Likelihood: High (on first run) Impact: High (no embeddings, broken search) Mitigation: - Clear error messages with installation instructions - Fallback to stub embeddings (with warning) - Check Ollama availability in setup script

Risk: Model Not Downloaded¶

Risk

Ollama installed but gpt-oss model not pulled

Likelihood: Medium Impact: High (embedding generation fails) Mitigation: - Setup script checks for model - Error message includes ollama pull gpt-oss - Document in README and SETUP.md

Risk: Performance on Low-end Hardware¶

Risk

Slow embedding generation on older machines

Likelihood: Medium Impact: Medium (poor user experience) Mitigation: - Document minimum requirements - Provide alternative providers - Batch embedding generation where possible

Performance Characteristics¶

Ollama (gpt-oss on M2 Mac)¶

Latency: 100-300ms per embedding
Throughput: ~5-10 embeddings/second
Memory: ~500MB for model
CPU: Moderate (benefits from Apple Silicon)

OpenAI (for comparison)¶

Latency: 50-150ms (network + API)
Throughput: Limited by rate limits (3000 RPM = 50/sec)
Cost: $0.02 per 1M tokens
Quality: Slightly better semantic understanding

Migration Path¶

To OpenAI¶

# 1. Set up OpenAI API key
ENV['OPENAI_API_KEY'] = 'sk-...'

# 2. Change initialization
htm = HTM.new(
  robot_name: "My Robot",
  embedding_service: :openai
)

# 3. Re-embed existing nodes (embeddings not compatible)
# Migration tool needed

To Custom Ollama URL¶

htm = HTM.new(
  robot_name: "My Robot",
  embedding_service: :ollama,
  ollama_url: 'http://custom-host:11434'
)

Alternatives Comparison¶

Provider	Quality	Cost	Privacy	Decision
Ollama (gpt-oss)	Good	Free	Local	DEFAULT
OpenAI	Excellent	$0.02/1M	Cloud	Optional
Cohere	Excellent	$0.10/1M	Cloud	Optional
Sentence Transformers	Good	Free	Local	Future
Voyage AI	Excellent	$0.12/1M	Cloud	Rejected

References¶

Ollama Documentation
nomic-embed-text Model
OpenAI Embeddings
pgvector Documentation
pgai Documentation
ADR-011: Database-Side Embedding Generation with pgai - Supersedes this ADR
HTM Setup Guide

Review Notes¶

AI Engineer: Local-first approach is excellent for privacy. Consider batch embedding for performance.

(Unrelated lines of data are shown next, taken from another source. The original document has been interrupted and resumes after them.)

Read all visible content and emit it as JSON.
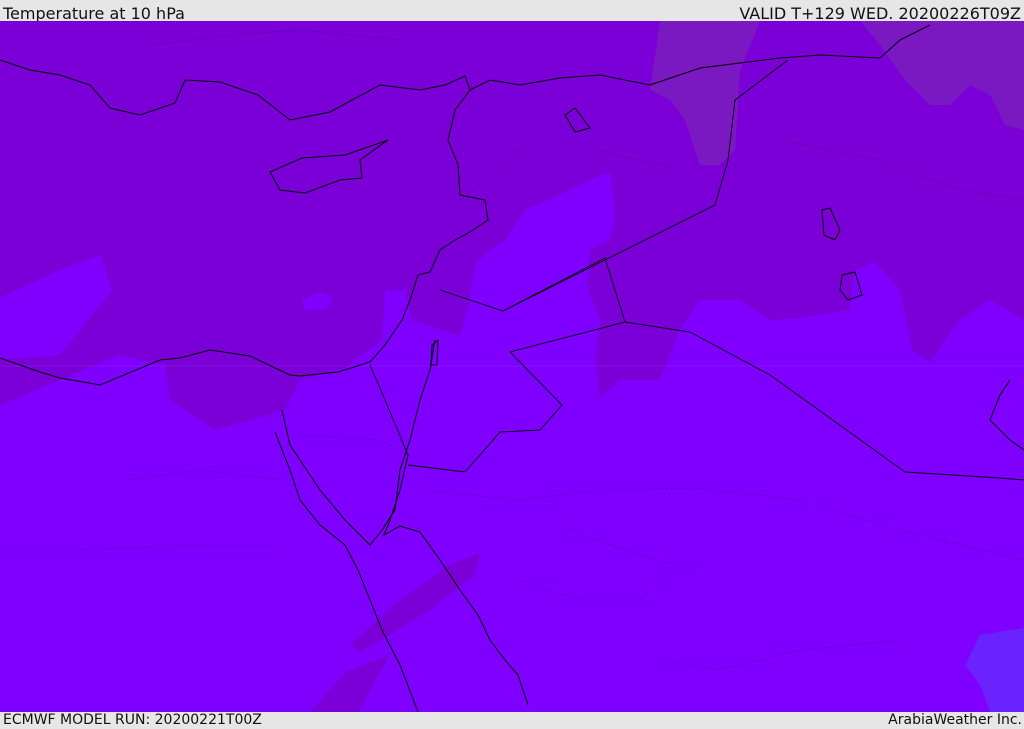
{
  "header": {
    "title": "Temperature at 10 hPa",
    "valid_time": "VALID T+129 WED. 20200226T09Z"
  },
  "footer": {
    "model_run": "ECMWF MODEL RUN: 20200221T00Z",
    "credit": "ArabiaWeather Inc."
  },
  "colors": {
    "field_warm": "#7f00ff",
    "field_cool": "#7b00d8",
    "field_coolest": "#7a18c2",
    "field_southeast": "#6a22ff",
    "header_bg": "#e6e6e6"
  }
}
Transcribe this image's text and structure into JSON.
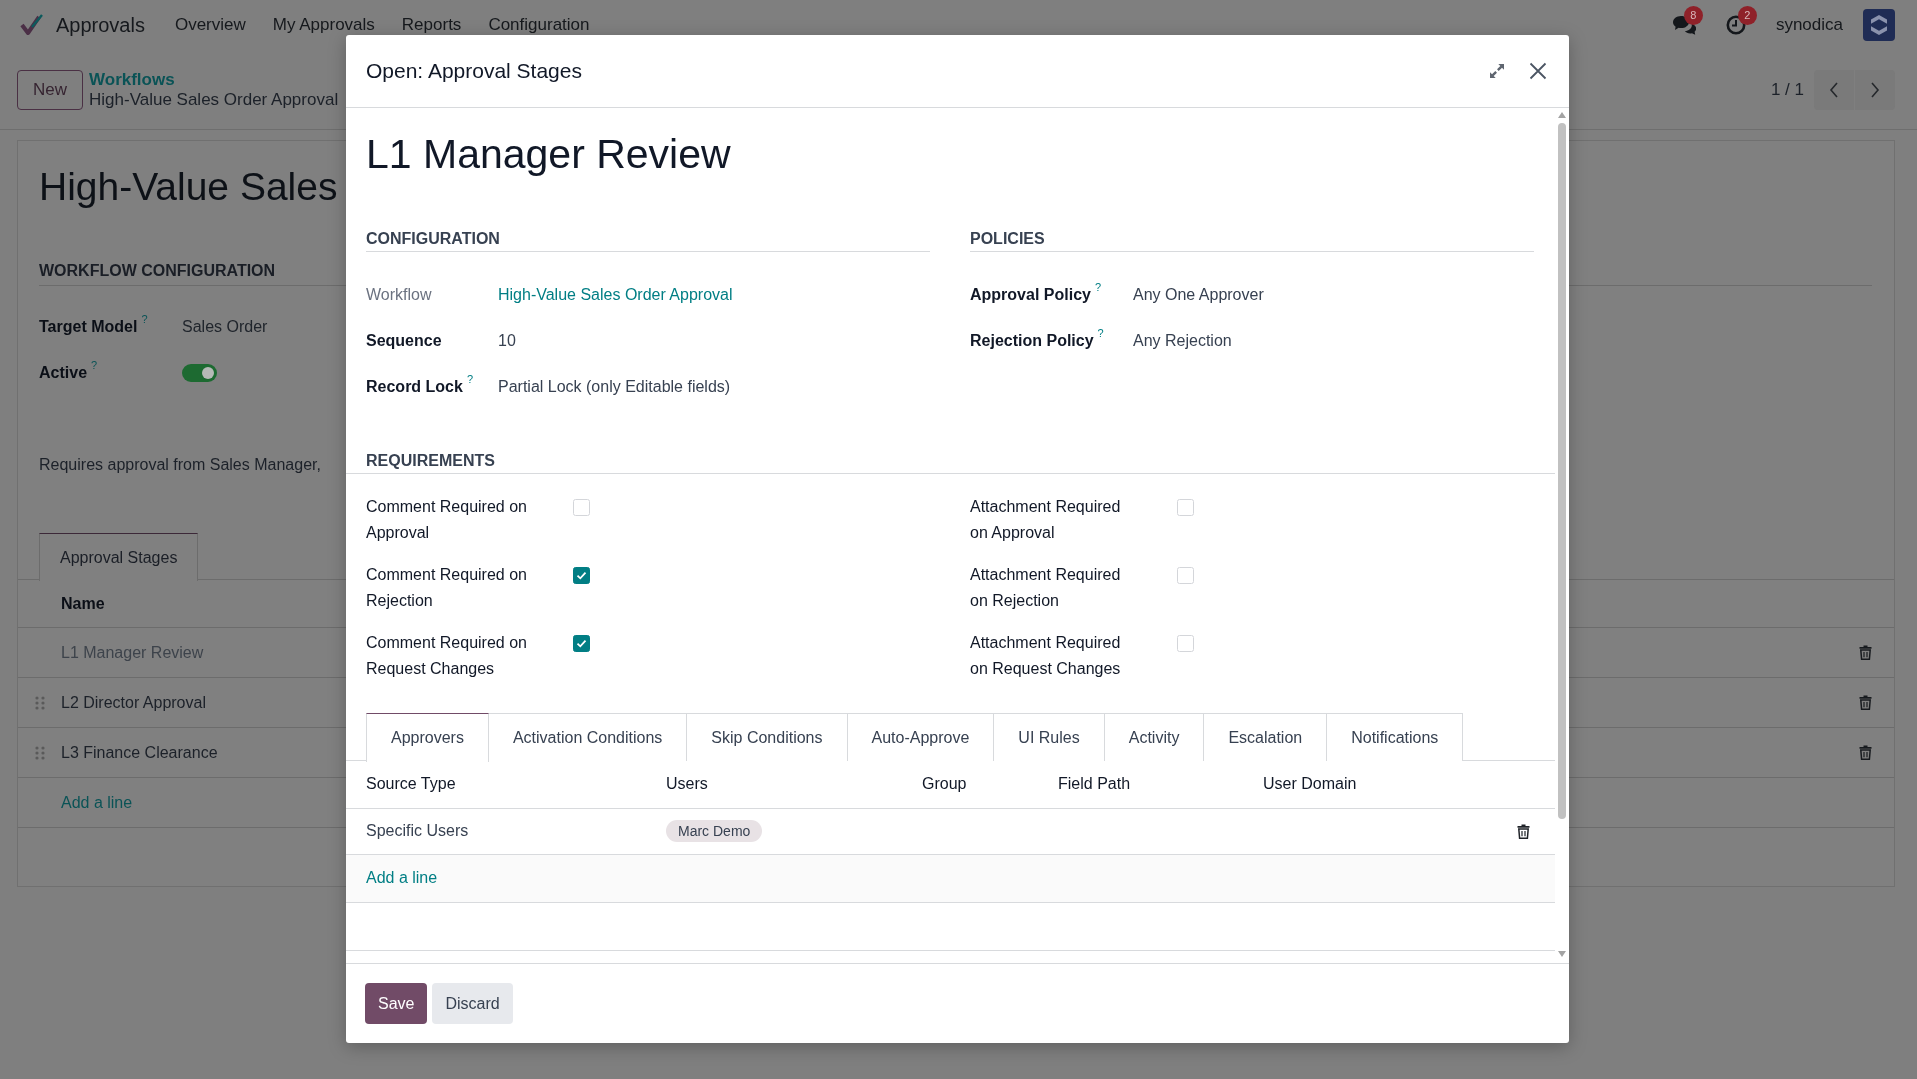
{
  "navbar": {
    "app_name": "Approvals",
    "menu": [
      {
        "label": "Overview"
      },
      {
        "label": "My Approvals"
      },
      {
        "label": "Reports"
      },
      {
        "label": "Configuration"
      }
    ],
    "indicators": [
      {
        "kind": "messages",
        "count": "8"
      },
      {
        "kind": "activities",
        "count": "2"
      }
    ],
    "user": "synodica"
  },
  "control_panel": {
    "new_button": "New",
    "breadcrumbs": [
      {
        "label": "Workflows",
        "kind": "link"
      },
      {
        "label": "High-Value Sales Order Approval",
        "kind": "current"
      }
    ],
    "pager": "1 / 1"
  },
  "form": {
    "title": "High-Value Sales",
    "section": "WORKFLOW CONFIGURATION",
    "fields": [
      {
        "label": "Target Model",
        "help": "?",
        "kind": "text",
        "value": "Sales Order"
      },
      {
        "label": "Active",
        "help": "?",
        "kind": "toggle",
        "on": true
      }
    ],
    "description": "Requires approval from Sales Manager,",
    "tabs": [
      {
        "label": "Approval Stages",
        "selected": true
      }
    ],
    "stages": {
      "columns": [
        "Name"
      ],
      "rows": [
        {
          "name": "L1 Manager Review",
          "selected": true
        },
        {
          "name": "L2 Director Approval",
          "selected": false
        },
        {
          "name": "L3 Finance Clearance",
          "selected": false
        }
      ],
      "add_line": "Add a line"
    }
  },
  "dialog": {
    "title": "Open: Approval Stages",
    "record_name": "L1 Manager Review",
    "sections": [
      {
        "title": "CONFIGURATION",
        "fields": [
          {
            "label": "Workflow",
            "readonly": true,
            "kind": "link",
            "value": "High-Value Sales Order Approval"
          },
          {
            "label": "Sequence",
            "readonly": false,
            "kind": "text",
            "value": "10"
          },
          {
            "label": "Record Lock",
            "help": "?",
            "readonly": false,
            "kind": "text",
            "value": "Partial Lock (only Editable fields)"
          }
        ]
      },
      {
        "title": "POLICIES",
        "fields": [
          {
            "label": "Approval Policy",
            "help": "?",
            "readonly": false,
            "kind": "text",
            "value": "Any One Approver"
          },
          {
            "label": "Rejection Policy",
            "help": "?",
            "readonly": false,
            "kind": "text",
            "value": "Any Rejection"
          }
        ]
      }
    ],
    "requirements": {
      "title": "REQUIREMENTS",
      "columns": [
        {
          "items": [
            {
              "label": "Comment Required on Approval",
              "checked": false
            },
            {
              "label": "Comment Required on Rejection",
              "checked": true
            },
            {
              "label": "Comment Required on Request Changes",
              "checked": true
            }
          ]
        },
        {
          "items": [
            {
              "label": "Attachment Required on Approval",
              "checked": false
            },
            {
              "label": "Attachment Required on Rejection",
              "checked": false
            },
            {
              "label": "Attachment Required on Request Changes",
              "checked": false
            }
          ]
        }
      ]
    },
    "tabs": [
      {
        "label": "Approvers",
        "selected": true
      },
      {
        "label": "Activation Conditions",
        "selected": false
      },
      {
        "label": "Skip Conditions",
        "selected": false
      },
      {
        "label": "Auto-Approve",
        "selected": false
      },
      {
        "label": "UI Rules",
        "selected": false
      },
      {
        "label": "Activity",
        "selected": false
      },
      {
        "label": "Escalation",
        "selected": false
      },
      {
        "label": "Notifications",
        "selected": false
      }
    ],
    "approvers": {
      "columns": [
        "Source Type",
        "Users",
        "Group",
        "Field Path",
        "User Domain"
      ],
      "rows": [
        {
          "source_type": "Specific Users",
          "users": [
            "Marc Demo"
          ]
        }
      ],
      "add_line": "Add a line"
    },
    "buttons": [
      {
        "label": "Save",
        "kind": "primary"
      },
      {
        "label": "Discard",
        "kind": "secondary"
      }
    ]
  }
}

Performance Specialist: 100-300ms is acceptable. Monitor for bottlenecks with large recall operations.

Security Specialist: Privacy-preserving by default. Ensure users are aware of trade-offs when switching to cloud providers.

Ruby Expert: Clean abstraction. Consider using Faraday for HTTP calls for better connection management.

Systems Architect: Pluggable design allows easy provider switching. Good balance of pragmatism and flexibility.